Long Island Realtor Scott Rechler was recently invited by the Garden City Chamber of Commerce to be the guest speaker at one of the semi-regular luncheons the organization hosts at the Garden City Hotel. This invitation served as an opportunity for Rechler to share proposed plans for The Hub, the area around Nassau Coliseum which, at this point, is a sea of blacktop. For those keeping score, the last time anyone tilted at this windmill was when the late Charles Wang unveiled The Lighthouse at Long Island (aka the Lighthouse Project).
What the former owner of the New York Islanders proposed for the nearly 150-acre site was a multi-use plan that was a complete refurb of the Islanders’ barn and the surrounding space that included four ice rinks, a state-of-the-art health club that would have doubled as the team’s practice facility (and been open to the public), a five-star hotel, condominiums, a basketball facility, a sports technology center, a conference center and an open-air plaza.

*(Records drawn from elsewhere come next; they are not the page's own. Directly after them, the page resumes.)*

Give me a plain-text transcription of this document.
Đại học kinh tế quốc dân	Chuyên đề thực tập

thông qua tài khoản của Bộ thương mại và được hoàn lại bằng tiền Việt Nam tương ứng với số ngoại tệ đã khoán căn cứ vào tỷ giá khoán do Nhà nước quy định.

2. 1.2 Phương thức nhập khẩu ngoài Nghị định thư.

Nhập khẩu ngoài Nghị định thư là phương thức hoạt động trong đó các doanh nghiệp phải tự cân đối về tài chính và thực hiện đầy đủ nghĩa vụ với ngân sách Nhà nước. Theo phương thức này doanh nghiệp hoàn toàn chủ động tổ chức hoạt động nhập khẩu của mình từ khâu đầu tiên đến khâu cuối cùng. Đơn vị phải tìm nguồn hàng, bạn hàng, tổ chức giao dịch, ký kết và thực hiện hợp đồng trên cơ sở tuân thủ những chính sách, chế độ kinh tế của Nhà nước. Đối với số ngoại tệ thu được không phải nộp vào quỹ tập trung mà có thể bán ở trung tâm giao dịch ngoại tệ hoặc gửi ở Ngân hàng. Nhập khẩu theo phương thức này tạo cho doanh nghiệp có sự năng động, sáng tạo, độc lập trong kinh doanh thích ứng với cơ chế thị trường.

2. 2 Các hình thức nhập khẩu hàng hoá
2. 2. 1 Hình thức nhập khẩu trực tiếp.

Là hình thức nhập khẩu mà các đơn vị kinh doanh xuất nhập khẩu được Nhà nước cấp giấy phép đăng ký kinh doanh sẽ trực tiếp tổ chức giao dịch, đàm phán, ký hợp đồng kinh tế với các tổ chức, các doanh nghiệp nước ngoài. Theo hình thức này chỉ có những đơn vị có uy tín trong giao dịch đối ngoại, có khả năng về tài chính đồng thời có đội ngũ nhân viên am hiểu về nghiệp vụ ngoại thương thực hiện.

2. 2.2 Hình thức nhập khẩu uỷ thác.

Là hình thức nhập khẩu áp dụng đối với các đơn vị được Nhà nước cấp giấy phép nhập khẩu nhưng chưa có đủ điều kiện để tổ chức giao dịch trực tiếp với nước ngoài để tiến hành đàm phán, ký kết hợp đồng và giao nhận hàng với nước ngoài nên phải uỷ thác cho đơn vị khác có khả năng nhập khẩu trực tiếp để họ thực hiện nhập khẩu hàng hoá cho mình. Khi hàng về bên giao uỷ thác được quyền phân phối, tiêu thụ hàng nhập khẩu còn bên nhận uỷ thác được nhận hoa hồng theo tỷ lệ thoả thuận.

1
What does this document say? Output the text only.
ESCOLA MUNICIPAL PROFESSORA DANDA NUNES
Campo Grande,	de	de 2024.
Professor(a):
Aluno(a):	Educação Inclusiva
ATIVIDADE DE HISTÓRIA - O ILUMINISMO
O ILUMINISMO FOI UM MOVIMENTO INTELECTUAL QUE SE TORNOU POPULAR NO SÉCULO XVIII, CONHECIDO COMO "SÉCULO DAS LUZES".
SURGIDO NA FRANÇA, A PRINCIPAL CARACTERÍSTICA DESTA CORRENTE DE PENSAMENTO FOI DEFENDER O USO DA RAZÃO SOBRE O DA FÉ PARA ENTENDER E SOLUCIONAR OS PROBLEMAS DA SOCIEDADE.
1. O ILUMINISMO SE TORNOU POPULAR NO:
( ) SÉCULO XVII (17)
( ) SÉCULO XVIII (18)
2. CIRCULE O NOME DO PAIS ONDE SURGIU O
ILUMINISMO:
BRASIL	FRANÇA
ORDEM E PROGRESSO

Sound like a lot? Well, that’s what then-Town of Hempstead Supervisor Kate Murray felt. She offered a counter proposal that was half the proposed size. Wang balked and tried to finance the new arena with a $400-million bond, which taxpayers voted down, 57 to 43 percent. The Islanders fled to Brooklyn, and eventually BSE Global came along to give the old spit and polish to the Coliseum. Seeing not only the botched first crack at the Hub, but the complete mishandling of Amazon coming to Long Island City, Rechler’s RXR Realty is attempting to learn from those very public mistakes.
In teaming with BSE Global, the RXR CEO and chairman is making inclusivity a driving factor in his vision for The Hub—a downtown for Long Island. It’ll be mixed use, with affordable housing included as a means of trying to keep the region’s youth from fleeing to less pricey digs in other states.
Northwell has signed on as an anchor tenant and has committed to a 250,000-square foot Innovation Center. A listening tour has been ongoing, in which Rechler and his associates are hearing the concerns of elected officials, local community and labor groups.
The developer is well aware of the fact that Long Island may not have another shot at the kind of middle class booster shot provided by the Grummans of the past. While his plans may sound grandiose, the mix of humility and eagerness to get everyone pulling in the same direction makes for a refreshing lack of the arrogance that doomed Amazon.